The first prong requires that the officers have a legitimate purpose for being within the private area to be swept. The officers were in the vicinity to either obtain the handgun described in the October 27 forfeiture order or to execute the municipal warrants calling for defendant’s arrest. The October 27 order only directed them to 103 Browertown, not 81 Browertown; it did not explicitly authorize a search of the former, let alone the latter. And, the municipal warrants only provided authority to arrest defendant. Once the arrest was accomplished, the arrest warrants were fulfilled, and the officers had no further legitimate purpose for remaining on the property. See State v. Lane, 393 N.J. Super. 132, 154-55, 157-58 (App. Div. 2007). We, thus, reject the judge’s legal conclusion that the first prong of the Davila test was met.

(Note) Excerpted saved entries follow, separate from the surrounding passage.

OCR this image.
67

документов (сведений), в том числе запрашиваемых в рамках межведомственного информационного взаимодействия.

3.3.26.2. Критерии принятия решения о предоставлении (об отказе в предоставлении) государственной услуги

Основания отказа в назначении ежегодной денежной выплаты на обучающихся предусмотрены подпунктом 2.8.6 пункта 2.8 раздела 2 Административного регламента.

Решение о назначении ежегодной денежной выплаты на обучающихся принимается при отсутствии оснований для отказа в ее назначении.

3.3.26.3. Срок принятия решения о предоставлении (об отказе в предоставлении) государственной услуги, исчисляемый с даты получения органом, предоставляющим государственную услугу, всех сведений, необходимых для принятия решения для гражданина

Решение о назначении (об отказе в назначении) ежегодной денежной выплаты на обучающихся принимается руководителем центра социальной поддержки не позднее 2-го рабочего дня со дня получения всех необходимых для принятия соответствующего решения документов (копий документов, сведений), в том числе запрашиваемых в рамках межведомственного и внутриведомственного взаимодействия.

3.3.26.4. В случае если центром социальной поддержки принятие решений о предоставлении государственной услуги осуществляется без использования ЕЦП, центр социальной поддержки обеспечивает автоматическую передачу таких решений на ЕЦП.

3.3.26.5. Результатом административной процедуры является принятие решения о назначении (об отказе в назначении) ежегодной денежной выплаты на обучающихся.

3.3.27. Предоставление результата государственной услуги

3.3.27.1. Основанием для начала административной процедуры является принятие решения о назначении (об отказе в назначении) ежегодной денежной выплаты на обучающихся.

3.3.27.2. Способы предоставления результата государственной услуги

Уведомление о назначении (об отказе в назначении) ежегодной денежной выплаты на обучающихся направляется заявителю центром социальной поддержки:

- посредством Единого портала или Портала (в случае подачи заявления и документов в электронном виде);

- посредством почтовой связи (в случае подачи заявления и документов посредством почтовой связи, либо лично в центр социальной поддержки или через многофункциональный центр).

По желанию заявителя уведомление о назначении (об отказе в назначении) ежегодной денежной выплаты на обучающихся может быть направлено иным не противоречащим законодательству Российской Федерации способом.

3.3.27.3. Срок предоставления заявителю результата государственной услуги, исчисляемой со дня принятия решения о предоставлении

Even assuming the first prong was satisfied, we conclude that the circumstances offered on the second prong were insufficient to support a permissible protective sweep. In finding that the State sufficiently demonstrated the officers had a reasonable and articulable suspicion that the place to be swept harbored a danger, the judge relied on:

• the forfeiture order;

• one officer’s fleeting observation that someone dressed in blue in the backyard entered the home from the rear a few minutes before defendant, also dressed in blue, exited from the front;

• that same officer heard a “loud bang”;

• two cars were in the driveway; and

• what the judge referred to as defendant’s “contradictory answers to the police.”

We conclude that, whether considered individually or collectively, these circumstances could not support a reasonable and articulable suspicion that both a weapon and at least one other person were inside 81 Browertown and posed a threat to the officers or others.